“Real time bidding” is essentially a “just in time” delivery system for the online digital advertising industry. Companies looking to deliver their ads to a particular consumer profile place standing bids, which are filled when someone who meets that profile wanders into range of the ad network. This system is facing a smattering of privacy complaints in the EU based on a lack of required consumer consent under the terms of the General Data Protection Regulation (GDPR).
Real time bidding complaints allege proper consent can’t be collected
One of the cornerstones of the Adtech industry, real time bidding attempts to connect advertisers with members of their desired target demographics as these individuals are in the midst of browsing the web or using mobile apps. Underpinning the system is a collection of personal information and browsing history that makes industry critics uncomfortable.
The EU privacy complaints raise the issue of user consent in this process. Google is named in the complaints, along with members of the Interactive Advertising Bureau (IAB) that have internet-spanning ad networks. The end user is not always aware of how pervasive these networks are, or how much information they are collecting. For example, Google’s ad network allows participating websites to hide tracking code on each page that gathers browsing information for use in these real time bidding systems. The visitor may not be aware that the website even participates in Google’s advertising system; the information gathered could be used to serve them targeted ads when they visit other websites that participate in the network.
The privacy complaints were coordinated by the Berlin-based Civil Liberties Union for Europe, the UK-based Open Rights Group and freedom and human rights group the Panoptykon Foundation. Complaints were registered in six EU countries: Croatia, Cyprus, Greece, Malta, Portugal and Romania. However, this is not the first time that real time bidding systems have been challenged under EU law. Privacy complaints have been filed in 15 EU countries since 2018, with one of the biggest being the Irish Data Protection Commission’s (DPC) investigation into Google’s DoubleClick. Discussion of the potential death of real time bidding within the programmatic advertising due to regulation has been going on for over a year now, and some industry analysts feel that it cannot survive without switching to a context-only system that strips all personal data from the formula.
The DPA of Belgium is currently underway with an investigation of the IAB’s Transparency and Consent (TCF) framework, which has been adopted as an industry standard for real time bidding that was previously believed to satisfy the requirements of the GDPR. A legal challenge to its handling of “special category” data (extra sensitive personal information such as sexuality and religious affiliation) filed in October threatens to undermine the entire industry in the EU if the court ultimately goes along with it. The privacy complaints in this case characterize real time bidding as a massive and ongoing data breach, pointing to cases in which a data broker leaked the sexual orientations and medical conditions of individuals to political parties and government agencies as examples.

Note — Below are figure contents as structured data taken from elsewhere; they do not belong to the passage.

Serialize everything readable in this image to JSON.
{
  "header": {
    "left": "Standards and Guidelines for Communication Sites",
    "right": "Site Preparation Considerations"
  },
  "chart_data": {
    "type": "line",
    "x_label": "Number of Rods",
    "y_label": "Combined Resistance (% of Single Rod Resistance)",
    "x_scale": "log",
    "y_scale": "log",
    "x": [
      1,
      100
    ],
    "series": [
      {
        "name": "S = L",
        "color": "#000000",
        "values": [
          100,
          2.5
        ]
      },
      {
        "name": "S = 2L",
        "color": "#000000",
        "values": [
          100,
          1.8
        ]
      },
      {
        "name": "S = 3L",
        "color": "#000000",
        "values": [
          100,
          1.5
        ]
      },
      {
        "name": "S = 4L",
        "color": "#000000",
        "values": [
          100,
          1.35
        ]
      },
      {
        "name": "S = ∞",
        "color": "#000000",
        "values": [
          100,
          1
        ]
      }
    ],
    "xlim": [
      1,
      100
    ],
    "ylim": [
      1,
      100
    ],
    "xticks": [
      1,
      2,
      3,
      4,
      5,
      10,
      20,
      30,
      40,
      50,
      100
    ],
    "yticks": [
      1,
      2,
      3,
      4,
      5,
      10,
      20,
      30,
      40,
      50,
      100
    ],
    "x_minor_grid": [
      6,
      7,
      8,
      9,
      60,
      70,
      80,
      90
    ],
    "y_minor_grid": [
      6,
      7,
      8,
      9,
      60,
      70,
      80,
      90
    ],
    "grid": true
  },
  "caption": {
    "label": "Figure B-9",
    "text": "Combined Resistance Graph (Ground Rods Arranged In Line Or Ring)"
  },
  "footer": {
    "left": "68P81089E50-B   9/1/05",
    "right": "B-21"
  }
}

EU privacy complaints backlogged
While the real time bidding privacy complaints do have merit, they are immediately running into the reality of a backlog of cases in the EU that now date back years. The Irish data controller generally takes point on cross-border investigations that involve tech giants, since most of those giants are headquartered in Dublin due to favorable tax rules. For example, the DoubleClick investigation now dates back to May 2019 and it is still unclear when it will be resolved or even how much real progress has been made at this point. The EU data protection authorities that the complaints originate with are supposed to remain involved and must agree with whatever conclusion the Irish DPA ultimately reaches for it to be validated, but the lead agency has a great deal of leeway in how much time it can take in investigating the matter.
The first cross-border data processing case ruling by the Irish data authority, involving an older breach of Twitter’s “protected tweets” feature, was just handed down on December 15 with Twitter receiving a €450,000 (USD $544,600) penalty. This was much smaller than the potential maximum penalty of about €138 million, and though Twitter was not expected to receive anywhere near a maximum fine there was a general expectation that the eventual enforcement action would be somewhere in the low tens of millions of dollars. There has been some question about how hard the Irish DPC is willing to be on the online advertising industry companies that shore up its economy in response to privacy complaints, speculation that has been inflamed by the lengthy investigations and will not likely be quelled by this relatively small penalty.